If you haven’t checked Dicebreaker’s front page in the past day or two, you might’ve missed the tight but dense information drop from Dungeons & Dragons’ maker Wizards of the Coast. On top of release dates for the updated 2024 core rulebooks and more details about two new adventure supplements, the publisher outlined a few upcoming brand partnerships that include LEGO, Converse and, er… Pop-Tarts?
We already knew about Wizards partnering with everyone’s favourite purveyor of coloured plastic bricks thanks to a D&D-themed competition posted to LEGO’s IDEAS website in October. The Danish toy maker asked contestants to submit plans for fantasy-themed LEGO sets that were judged by employees from both companies while also accounting for the public’s opinion.

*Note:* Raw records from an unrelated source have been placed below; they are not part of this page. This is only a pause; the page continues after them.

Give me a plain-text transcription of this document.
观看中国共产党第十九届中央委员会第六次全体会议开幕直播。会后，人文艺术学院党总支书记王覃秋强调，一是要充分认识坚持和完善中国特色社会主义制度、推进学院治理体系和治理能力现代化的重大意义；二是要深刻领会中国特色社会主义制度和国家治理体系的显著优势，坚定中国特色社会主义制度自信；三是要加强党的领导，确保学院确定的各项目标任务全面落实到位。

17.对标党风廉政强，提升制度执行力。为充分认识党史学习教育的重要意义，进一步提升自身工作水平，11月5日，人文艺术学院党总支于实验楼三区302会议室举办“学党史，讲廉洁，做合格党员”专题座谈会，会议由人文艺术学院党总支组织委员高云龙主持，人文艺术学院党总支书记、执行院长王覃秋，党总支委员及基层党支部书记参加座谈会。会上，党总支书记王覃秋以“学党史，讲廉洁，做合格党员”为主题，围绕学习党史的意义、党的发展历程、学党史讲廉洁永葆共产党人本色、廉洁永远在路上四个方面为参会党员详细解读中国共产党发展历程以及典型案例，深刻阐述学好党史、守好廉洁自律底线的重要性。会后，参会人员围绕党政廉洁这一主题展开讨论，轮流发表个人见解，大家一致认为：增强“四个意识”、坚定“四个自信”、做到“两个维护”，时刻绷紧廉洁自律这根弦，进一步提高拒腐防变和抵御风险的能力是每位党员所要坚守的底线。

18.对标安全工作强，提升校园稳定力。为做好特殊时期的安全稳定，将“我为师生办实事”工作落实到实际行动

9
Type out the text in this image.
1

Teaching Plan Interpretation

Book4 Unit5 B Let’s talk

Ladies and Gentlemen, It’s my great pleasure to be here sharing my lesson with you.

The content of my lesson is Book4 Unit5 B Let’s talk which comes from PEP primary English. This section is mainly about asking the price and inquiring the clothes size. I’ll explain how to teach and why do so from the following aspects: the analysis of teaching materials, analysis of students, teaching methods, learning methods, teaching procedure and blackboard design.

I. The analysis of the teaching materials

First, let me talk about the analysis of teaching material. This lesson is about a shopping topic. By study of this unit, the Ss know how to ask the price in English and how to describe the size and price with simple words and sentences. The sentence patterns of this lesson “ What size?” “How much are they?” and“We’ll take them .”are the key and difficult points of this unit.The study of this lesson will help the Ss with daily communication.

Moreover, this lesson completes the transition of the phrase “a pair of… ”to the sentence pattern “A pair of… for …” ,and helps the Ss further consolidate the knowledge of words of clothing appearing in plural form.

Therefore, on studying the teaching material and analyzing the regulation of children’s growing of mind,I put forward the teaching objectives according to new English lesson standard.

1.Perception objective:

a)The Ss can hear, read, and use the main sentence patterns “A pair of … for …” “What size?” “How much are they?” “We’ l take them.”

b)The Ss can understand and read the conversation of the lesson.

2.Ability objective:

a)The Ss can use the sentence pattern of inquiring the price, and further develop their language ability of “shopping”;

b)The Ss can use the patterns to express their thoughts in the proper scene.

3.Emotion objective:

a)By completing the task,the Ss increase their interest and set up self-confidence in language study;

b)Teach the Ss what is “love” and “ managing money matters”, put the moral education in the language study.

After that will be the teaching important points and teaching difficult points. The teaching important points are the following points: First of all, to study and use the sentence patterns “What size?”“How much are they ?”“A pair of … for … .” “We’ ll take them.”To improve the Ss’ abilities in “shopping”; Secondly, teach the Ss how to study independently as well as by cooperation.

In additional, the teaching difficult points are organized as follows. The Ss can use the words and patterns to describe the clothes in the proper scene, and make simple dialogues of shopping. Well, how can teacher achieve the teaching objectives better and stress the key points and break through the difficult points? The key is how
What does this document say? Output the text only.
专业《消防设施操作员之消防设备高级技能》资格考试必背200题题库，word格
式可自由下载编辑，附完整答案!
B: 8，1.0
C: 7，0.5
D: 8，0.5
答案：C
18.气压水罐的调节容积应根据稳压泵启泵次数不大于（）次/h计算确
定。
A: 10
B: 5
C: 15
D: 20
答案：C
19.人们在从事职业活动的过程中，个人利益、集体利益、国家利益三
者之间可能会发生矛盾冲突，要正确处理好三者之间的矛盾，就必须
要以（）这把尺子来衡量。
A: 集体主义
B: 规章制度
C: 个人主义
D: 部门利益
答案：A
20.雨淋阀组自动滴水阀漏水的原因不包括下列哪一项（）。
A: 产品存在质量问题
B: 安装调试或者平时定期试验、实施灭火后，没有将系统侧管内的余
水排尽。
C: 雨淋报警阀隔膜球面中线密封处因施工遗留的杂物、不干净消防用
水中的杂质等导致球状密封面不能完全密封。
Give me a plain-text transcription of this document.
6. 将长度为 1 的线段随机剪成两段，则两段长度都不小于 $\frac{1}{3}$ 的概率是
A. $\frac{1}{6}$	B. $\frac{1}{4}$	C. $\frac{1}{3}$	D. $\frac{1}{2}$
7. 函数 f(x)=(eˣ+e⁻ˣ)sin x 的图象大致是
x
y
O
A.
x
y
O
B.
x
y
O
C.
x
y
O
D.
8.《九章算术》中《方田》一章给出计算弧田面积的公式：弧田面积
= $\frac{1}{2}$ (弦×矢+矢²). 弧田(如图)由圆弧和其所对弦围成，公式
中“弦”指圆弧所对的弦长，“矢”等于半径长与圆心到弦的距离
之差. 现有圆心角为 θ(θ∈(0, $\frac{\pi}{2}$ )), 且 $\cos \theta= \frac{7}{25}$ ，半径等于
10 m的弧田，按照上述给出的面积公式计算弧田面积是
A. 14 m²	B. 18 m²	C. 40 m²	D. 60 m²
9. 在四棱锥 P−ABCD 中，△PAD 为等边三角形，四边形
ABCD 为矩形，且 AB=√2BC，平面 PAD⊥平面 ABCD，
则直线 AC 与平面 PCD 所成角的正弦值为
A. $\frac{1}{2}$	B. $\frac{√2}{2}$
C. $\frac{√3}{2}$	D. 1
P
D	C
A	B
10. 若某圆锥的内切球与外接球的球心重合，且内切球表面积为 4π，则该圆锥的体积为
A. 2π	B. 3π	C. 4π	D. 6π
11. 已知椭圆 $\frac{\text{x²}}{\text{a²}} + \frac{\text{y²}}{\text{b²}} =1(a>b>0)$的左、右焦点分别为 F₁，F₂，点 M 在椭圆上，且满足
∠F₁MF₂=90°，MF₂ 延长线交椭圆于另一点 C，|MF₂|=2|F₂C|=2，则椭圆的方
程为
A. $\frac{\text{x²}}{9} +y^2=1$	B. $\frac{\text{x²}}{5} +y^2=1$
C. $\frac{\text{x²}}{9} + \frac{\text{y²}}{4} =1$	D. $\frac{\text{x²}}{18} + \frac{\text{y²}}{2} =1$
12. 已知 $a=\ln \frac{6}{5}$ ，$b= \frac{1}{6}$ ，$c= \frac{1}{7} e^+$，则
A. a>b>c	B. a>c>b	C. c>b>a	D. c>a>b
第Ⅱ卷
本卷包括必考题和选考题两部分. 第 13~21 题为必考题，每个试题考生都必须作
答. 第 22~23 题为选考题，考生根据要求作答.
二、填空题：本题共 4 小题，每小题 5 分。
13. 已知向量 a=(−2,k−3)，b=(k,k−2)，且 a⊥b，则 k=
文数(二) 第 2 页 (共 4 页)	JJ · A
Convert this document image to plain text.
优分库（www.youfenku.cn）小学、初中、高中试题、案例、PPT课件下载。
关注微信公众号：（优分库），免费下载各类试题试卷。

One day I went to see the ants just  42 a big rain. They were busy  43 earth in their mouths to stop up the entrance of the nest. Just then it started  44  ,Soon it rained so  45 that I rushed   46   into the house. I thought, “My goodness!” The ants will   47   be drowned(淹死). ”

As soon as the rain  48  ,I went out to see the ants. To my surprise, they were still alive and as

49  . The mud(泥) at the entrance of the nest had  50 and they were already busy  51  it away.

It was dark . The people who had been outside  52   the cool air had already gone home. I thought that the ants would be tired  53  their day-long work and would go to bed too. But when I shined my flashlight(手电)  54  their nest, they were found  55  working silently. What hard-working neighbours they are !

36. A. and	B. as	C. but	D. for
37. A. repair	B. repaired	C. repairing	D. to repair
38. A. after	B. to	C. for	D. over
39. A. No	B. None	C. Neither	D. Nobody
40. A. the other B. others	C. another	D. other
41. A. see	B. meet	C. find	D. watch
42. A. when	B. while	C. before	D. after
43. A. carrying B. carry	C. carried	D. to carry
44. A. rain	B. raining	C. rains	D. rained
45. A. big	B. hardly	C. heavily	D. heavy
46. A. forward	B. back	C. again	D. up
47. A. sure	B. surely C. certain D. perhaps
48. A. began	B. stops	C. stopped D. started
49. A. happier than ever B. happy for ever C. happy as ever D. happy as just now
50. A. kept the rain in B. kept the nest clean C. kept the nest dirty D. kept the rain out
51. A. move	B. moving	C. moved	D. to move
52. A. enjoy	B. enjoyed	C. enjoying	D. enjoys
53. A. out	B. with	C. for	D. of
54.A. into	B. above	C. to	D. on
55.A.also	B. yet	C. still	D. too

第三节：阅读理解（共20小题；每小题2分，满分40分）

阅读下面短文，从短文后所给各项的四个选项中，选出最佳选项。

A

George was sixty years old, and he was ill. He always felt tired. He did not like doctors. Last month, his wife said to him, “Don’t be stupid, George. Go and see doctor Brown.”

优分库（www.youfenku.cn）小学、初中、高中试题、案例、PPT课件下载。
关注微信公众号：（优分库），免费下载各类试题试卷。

The winner, announced in early January, was BotlBuild’s Dragon’s Keep: Journey’s End, which features a green dragon perched atop a broken tower as its main attraction. Other features of the build (which may not survive to the final licensed product) include plenty of D&D mainstays - a tavern where the group of Minifig adventurers meet, a basement dungeon housing a Beholder and crypt chockablock with traps and treasure.
We know less about the Converse and Pop-Tarts branding collaborations, though I’ll admit shoeware seems a lot more appetising than dry pastry and sugar - even if it sports some cheeky Goodberry flavour or whatever. The home of the iconic Chuck Taylors has a long history of branded kicks, and there are plenty of former emo kids now in their 30s and 40s who are likely raring to purchase some hi-tops with a dragon on it.
Too bad the son of Gary Gygax, D&D’s co-creator, beat Wizards of the Coast to the punch with his own upcoming line of fantasy-themed lifestyle clothing, which includes two shoe designs. Lucion “Luke” Gygax unveiled the G20 brand in November of last year and pushed a pair of basketball-style sneakers, one with a red dragon emblazoned across the side while the other sported an elf wizard illustrated by Erol Otus of early TSR fame.
All three of these upcoming collaborations, regardless of quality, align with Hasbro CEO Chris Cocks’ vision of promoting D&D as a brand as much as - or perhaps more than - a tabletop RPG. The massive toy maker’s consistently flagging sales have been vaguely propped up by sales of D&D and Magic: The Gathering, leading C-suite leadership and executives to promise shareholders constant value from its one golden goose - even if that means slapping a logo on nutrient-devoid “breakfast” treats.